The Valley bulldog is easily trainable as they are brilliant, picking up on commands quickly but sometimes can have a stubborn streak in them where they refuse to listen to commands. Although wanting to please their owner, they can sometimes become distracted and will roll over and lose interest.
It is important to train this breed, as on occasion, they are known to chew and will chew on anything that looks and feels interesting. This type of behavior can be corrected by using proper training techniques, as this will teach your dog not to chew on any of your belongings and instead choose a chew toy or tasty dog treat.
Moderate exercise is needed for this canine because of its short muzzle. As a result, these dogs are unable to get sufficient airflow through their noses, causing grunting and difficulty breathing. A slow walk is recommended as this will get their blood flowing and assist in keeping those pounds at bay.
Your Valley bulldog will appreciate their daily walks in more of a cooler temperature as they don’t do very well in the heat, causing them to overheat and get winded easily. However, if the weather does not play a part and it is too hot, keep them indoors and play a game of tug and war with their favorite chew toy, as this is another excellent form of exercise for your dog.
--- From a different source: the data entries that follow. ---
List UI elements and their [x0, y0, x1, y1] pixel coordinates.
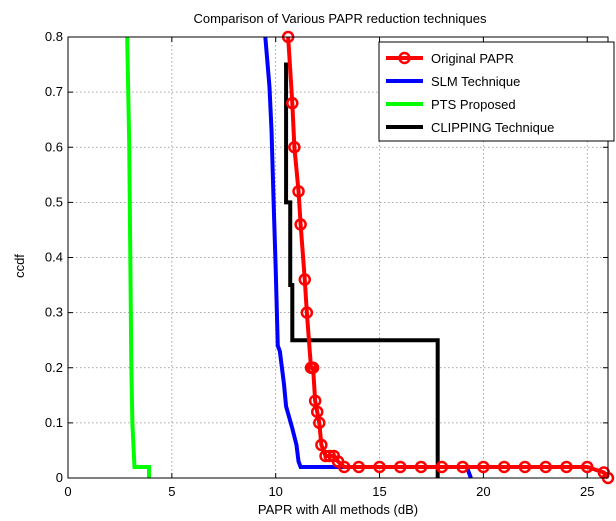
series-0-point-22	[435, 460, 449, 474]
y-tick-label-1: 0.1	[45, 415, 63, 430]
y-tick-label-4: 0.4	[45, 250, 63, 265]
series-0-point-13	[319, 449, 332, 463]
legend-label-2: PTS Proposed	[431, 97, 516, 112]
x-tick-label-2: 10	[268, 484, 282, 499]
series-0-point-23	[456, 460, 469, 474]
legend-marker-0	[398, 51, 411, 65]
y-tick-label-2: 0.2	[45, 360, 63, 375]
series-0-point-14	[323, 449, 336, 463]
series-line-2	[125, 36, 151, 478]
series-0-point-28	[560, 460, 573, 474]
series-0-point-2	[288, 141, 301, 154]
x-tick-label-0: 0	[64, 484, 71, 499]
x-tick-label-4: 20	[476, 484, 490, 499]
x-tick-label-1: 5	[168, 484, 175, 499]
legend-label-1: SLM Technique	[431, 74, 520, 89]
y-tick-label-5: 0.5	[45, 194, 63, 209]
legend-entry-1: SLM Technique	[386, 74, 520, 89]
series-line-3	[284, 62, 440, 478]
legend-entry-2: PTS Proposed	[386, 97, 516, 112]
y-tick-label-0: 0	[56, 470, 63, 485]
series-0-point-17	[337, 460, 351, 474]
y-axis-label: ccdf	[12, 254, 27, 278]
series-2	[125, 36, 151, 478]
legend-label-3: CLIPPING Technique	[431, 120, 554, 135]
series-0-point-29	[580, 460, 594, 474]
x-axis-label: PAPR with All methods (dB)	[258, 502, 418, 517]
series-0-point-5	[298, 273, 312, 286]
series-0-point-21	[414, 460, 428, 474]
series-0-point-8	[306, 361, 320, 374]
ticks: 0 5 10 15 20 25 0 0.1 0.2 0.3 0.4 0.5 0.6 0.7 0.8	[45, 29, 608, 499]
series-0-point-27	[539, 460, 552, 474]
y-tick-label-3: 0.3	[45, 305, 63, 320]
legend-entry-3: CLIPPING Technique	[386, 120, 554, 135]
series-0-point-4	[294, 218, 307, 231]
series-0-point-20	[394, 460, 407, 474]
series-3	[284, 62, 440, 478]
series-0-point-11	[313, 416, 326, 430]
series-0-point-12	[315, 438, 328, 452]
legend-label-0: Original PAPR	[431, 51, 514, 66]
series-0-point-19	[373, 460, 386, 474]
x-tick-label-5: 25	[580, 484, 594, 499]
series-0-point-3	[292, 185, 305, 198]
chart-title: Comparison of Various PAPR reduction tec…	[194, 11, 487, 26]
series-0-point-9	[308, 394, 322, 408]
y-tick-label-7: 0.7	[45, 84, 63, 99]
legend: Original PAPR SLM Technique PTS Proposed CL…	[378, 41, 615, 142]
series-layer	[125, 30, 615, 485]
legend-entry-0: Original PAPR	[386, 51, 514, 66]
series-0-point-26	[518, 460, 532, 474]
x-tick-label-3: 15	[372, 484, 386, 499]
series-0	[281, 30, 615, 485]
series-0-point-24	[477, 460, 490, 474]
series-0-point-25	[497, 460, 511, 474]
y-tick-label-8: 0.8	[45, 29, 63, 44]
series-0-point-10	[310, 405, 324, 419]
y-tick-label-6: 0.6	[45, 139, 63, 154]
series-0-point-6	[300, 306, 314, 319]
series-0-point-1	[286, 96, 299, 110]
series-0-point-18	[352, 460, 366, 474]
These puppies can be adopted from as young as 12 weeks and cost anywhere from $500 to $1900.
Valley Bulldog and Children
The Valley bulldog is a gentle and loving breed that makes for an exceptional playmate for your children. Although if more minor children are around, they should not be left unattended as this dog can be overly excited and could push them over with their strong muscular bodies.
These dogs can be protective over their food, so be extra cautious when children approach them while they eat, as they can growl and might snap at them with a nip of their mouth.
Popular Names for Valley Bulldogs
Related Animalsanimals that start with V
Valley Bulldog FAQs (Frequently Asked Questions)
What breeds make a Valley bulldog?
The Valley bulldog has a combination of a boxer and an English bulldog.
Are Valley bulldogs hypoallergenic?
They are not hypoallergenic, but because their hairs are short and do not shed often, their coats can be brushed weekly to eliminate loose hairs.
Do Valley bulldogs drool?
Their salivary glands produce more saliva when they smell tasty treats, especially when dinner is prepared.